科学研究助成で若手に配慮 文科省、アイデア重視で応募促す
科学技術・学術審議会(文部科学相の諮問機関)の専門家会合は17日、研究者を支援する「科学研究費補助金(科研費)」の大幅な見直し案をまとめた。若手研究者に助成金が配分されるように、研究実績ではなく、自由な発想にもとづく研究を重視することなどが柱。制度の大幅見直しは半世紀ぶりとなる。文科省は2017年度から順次、改革を実施する。
科研費は大学や国立研究開発法人の研究者が主な支援対象で、国内の基礎研究を支える制度といわれる。
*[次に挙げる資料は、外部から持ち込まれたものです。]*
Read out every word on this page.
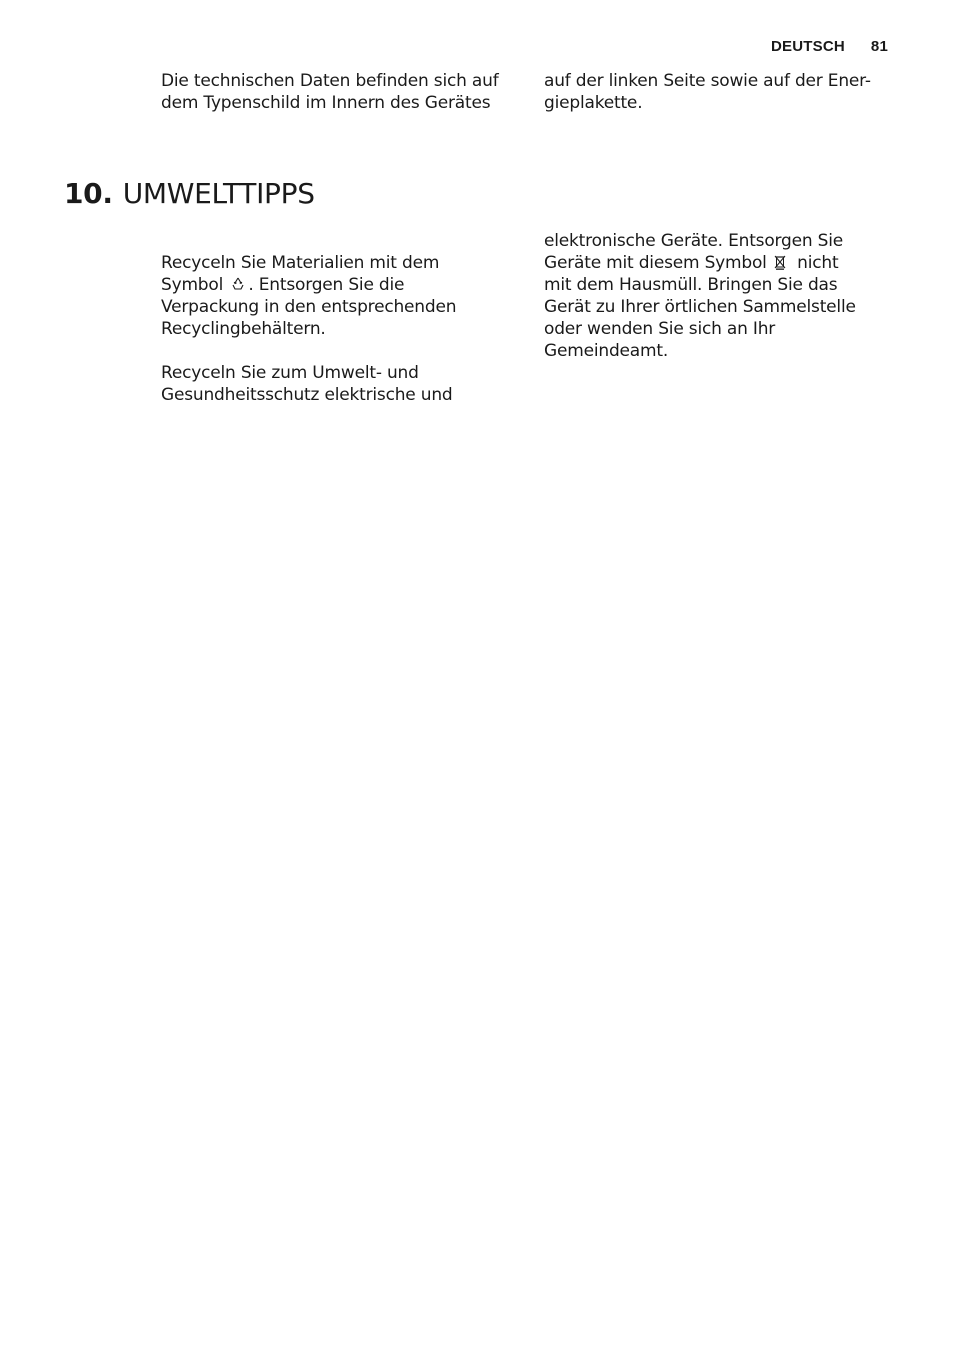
DEUTSCH 81
Die technischen Daten befinden sich auf
dem Typenschild im Innern des Gerätes
auf der linken Seite sowie auf der Ener-
gieplakette.
10. UMWELTTIPPS

Recyceln Sie Materialien mit dem
Symbol . Entsorgen Sie die
Verpackung in den entsprechenden
Recyclingbehältern.

Recyceln Sie zum Umwelt- und
Gesundheitsschutz elektrische und

elektronische Geräte. Entsorgen Sie
Geräte mit diesem Symbol nicht
mit dem Hausmüll. Bringen Sie das
Gerät zu Ihrer örtlichen Sammelstelle
oder wenden Sie sich an Ihr
Gemeindeamt.
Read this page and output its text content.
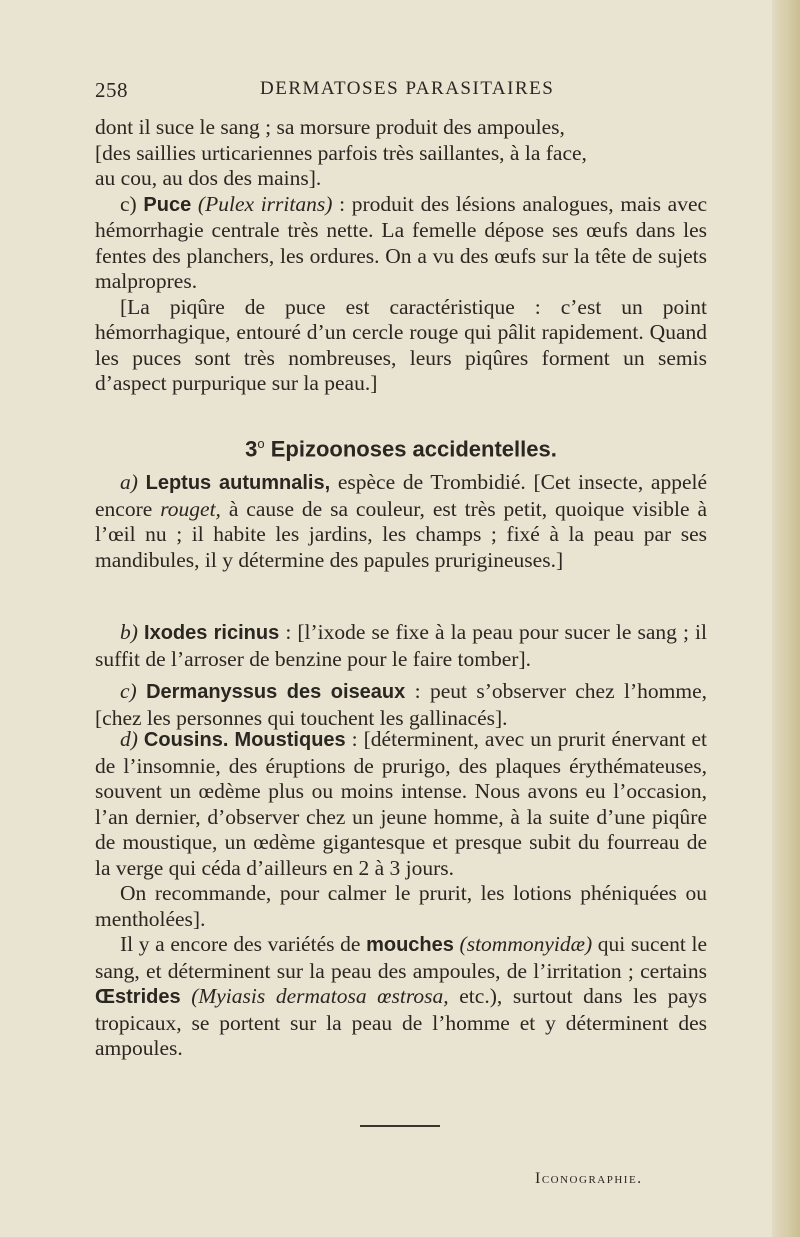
258	DERMATOSES PARASITAIRES

dont il suce le sang ; sa morsure produit des ampoules,

[des saillies urticariennes parfois très saillantes, à la face,

au cou, au dos des mains].

c) Puce (Pulex irritans) : produit des lésions analogues, mais avec hémorrhagie centrale très nette. La femelle dépose ses œufs dans les fentes des planchers, les ordures. On a vu des œufs sur la tête de sujets malpropres.

[La piqûre de puce est caractéristique : c’est un point hémorrhagique, entouré d’un cercle rouge qui pâlit rapidement. Quand les puces sont très nombreuses, leurs piqûres forment un semis d’aspect purpurique sur la peau.]

3$^o$ Epizoonoses accidentelles.

a) Leptus autumnalis, espèce de Trombidié. [Cet insecte, appelé encore rouget, à cause de sa couleur, est très petit, quoique visible à l’œil nu ; il habite les jardins, les champs ; fixé à la peau par ses mandibules, il y détermine des papules prurigineuses.]

b) Ixodes ricinus : [l’ixode se fixe à la peau pour sucer le sang ; il suffit de l’arroser de benzine pour le faire tomber].

c) Dermanyssus des oiseaux : peut s’observer chez l’homme, [chez les personnes qui touchent les gallinacés].

d) Cousins. Moustiques : [déterminent, avec un prurit énervant et de l’insomnie, des éruptions de prurigo, des plaques érythémateuses, souvent un œdème plus ou moins intense. Nous avons eu l’occasion, l’an dernier, d’observer chez un jeune homme, à la suite d’une piqûre de moustique, un œdème gigantesque et presque subit du fourreau de la verge qui céda d’ailleurs en 2 à 3 jours.

On recommande, pour calmer le prurit, les lotions phéniquées ou mentholées].

Il y a encore des variétés de mouches (stommonyidæ) qui sucent le sang, et déterminent sur la peau des ampoules, de l’irritation ; certains Œstrides (Myiasis dermatosa œstrosa, etc.), surtout dans les pays tropicaux, se portent sur la peau de l’homme et y déterminent des ampoules.

Iconographie.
今年度の予算は2273億円。東京工業大学の大隅良典栄誉教授や京都大学の山中伸弥教授らも科研費の獲得をきっかけにノーベル賞につながる研究を始めた。
改革案では、実績に乏しい若手でも応募できるように、アイデアの斬新さを重視する「挑戦的研究」という新たな枠を設け、審査方法も改める。400以上に細分化した研究分野を300ほどに減らす。専門的な審査ができる一方で、既存の研究分野に縛られるとの批判に対応する。
日本の基礎研究は全体的に停滞気味で、大隅栄誉教授は若手への支援強化を訴えていた。文科省は科研費で挑戦的な研究を支援し、ノーベル賞級の発見や発明につなげたい考えだ。
▼科学研究費補助金(科研費) 大学や研究機関の研究に出す国の補助金。人文・社会科学から自然科学まですべての分野が対象となる。研究者が応募し、日本学術振興会が審査して助成を決める。公募によって優れた研究を選んで配分する競争的資金の中で最大規模で、2016年度は10万1234件の応募があり、うち3割弱が採択された。